Capítulo Quatro: Cem Dias de Fundação

O Soberano de Uma Era Lula Apaixonada por Mergulhar 4343 palavras 2026-01-30 14:22:37

Um riacho límpido flui das montanhas, serpenteia diante dos olhos de Meng Qi e desliza em direção à base do monte. Ao redor, árvores verdes se entrelaçam, uma névoa suave envolve o bosque e o ar é de uma pureza que revigora corpo e espírito. Ainda era madrugada, o sino matinal ressoou, despertando Meng Qi; após aprender um breve mantra em sânscrito durante a lição da manhã, ele e Zhen Hui foram designados por Xuan Xin para buscar água naquele local. Havia outros, como Zhen Ying e Zhen Guan, além dos monges noviços do mosteiro que também estavam ali, treinando ao carregar água.
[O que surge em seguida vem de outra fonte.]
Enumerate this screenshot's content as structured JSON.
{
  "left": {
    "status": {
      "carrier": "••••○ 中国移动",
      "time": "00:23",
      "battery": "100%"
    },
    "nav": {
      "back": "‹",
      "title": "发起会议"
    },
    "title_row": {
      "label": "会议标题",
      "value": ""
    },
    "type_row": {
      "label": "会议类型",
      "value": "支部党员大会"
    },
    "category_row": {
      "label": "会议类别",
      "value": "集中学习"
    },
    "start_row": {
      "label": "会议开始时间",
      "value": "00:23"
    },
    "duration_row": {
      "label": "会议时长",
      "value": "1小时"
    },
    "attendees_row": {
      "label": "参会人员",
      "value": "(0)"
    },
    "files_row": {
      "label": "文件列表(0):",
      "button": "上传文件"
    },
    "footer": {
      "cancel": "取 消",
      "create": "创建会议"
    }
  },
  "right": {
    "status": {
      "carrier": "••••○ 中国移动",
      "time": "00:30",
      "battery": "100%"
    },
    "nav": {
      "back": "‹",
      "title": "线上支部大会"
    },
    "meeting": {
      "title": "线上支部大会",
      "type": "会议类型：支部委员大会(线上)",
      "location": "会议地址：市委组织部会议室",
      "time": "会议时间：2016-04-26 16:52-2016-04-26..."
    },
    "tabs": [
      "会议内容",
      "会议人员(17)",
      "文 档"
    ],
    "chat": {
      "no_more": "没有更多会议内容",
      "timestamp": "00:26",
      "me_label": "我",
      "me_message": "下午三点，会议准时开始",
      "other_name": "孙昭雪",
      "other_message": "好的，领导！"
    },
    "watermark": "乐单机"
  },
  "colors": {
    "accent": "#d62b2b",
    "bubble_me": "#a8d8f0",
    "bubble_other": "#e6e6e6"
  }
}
Ao mirar o riacho, Meng Qi, sem querer, viu refletida na superfície lenta e cristalina a imagem de sua atual aparência. Era um menino de olhos intensos como tinta, sobrancelhas suaves como montanhas distantes, traços delicados e bem esculpidos, com cerca de doze ou treze anos, apenas um pouco mais velho que Zhen Hui.

"Não estou nada mal... Antes devia mesmo viver rodeado de privilégios", elogiou-se Meng Qi, mas logo suspirou, pensando que beleza não servia de nada para um monge. Ele decidiu firmemente: "Preciso deixar o monastério!"

Mergulhou o balde de madeira no fundo da água, testando sua força, enquanto advertia Zhen Hui ao seu lado: "Irmãozinho, leve só meio balde, não se esforce além do necessário."

Zhen Hui assentiu, observando os peixes nadando no riacho, lambendo os lábios com desejo. Quando Meng Qi estava prestes a levantar o balde, sentiu um olhar sobre si e, ao virar, identificou um grupo de monges noviços conhecidos, seus companheiros de tonsura sob Xuan Ku. Entre eles, apenas alguns nomes lhe vinham à mente; um deles, que o fitava agora, era Zhen De.

Zhen De tinha sobrancelhas desordenadas e rosto magro; ao encontrar o olhar de Meng Qi, ergueu o queixo com certo orgulho e arrogância. Os outros noviços, ao notar o gesto, passaram de expressão sofrida a sorrisos radiantes, como se, ao verem um companheiro em situação pior, as dificuldades do mosteiro desaparecessem.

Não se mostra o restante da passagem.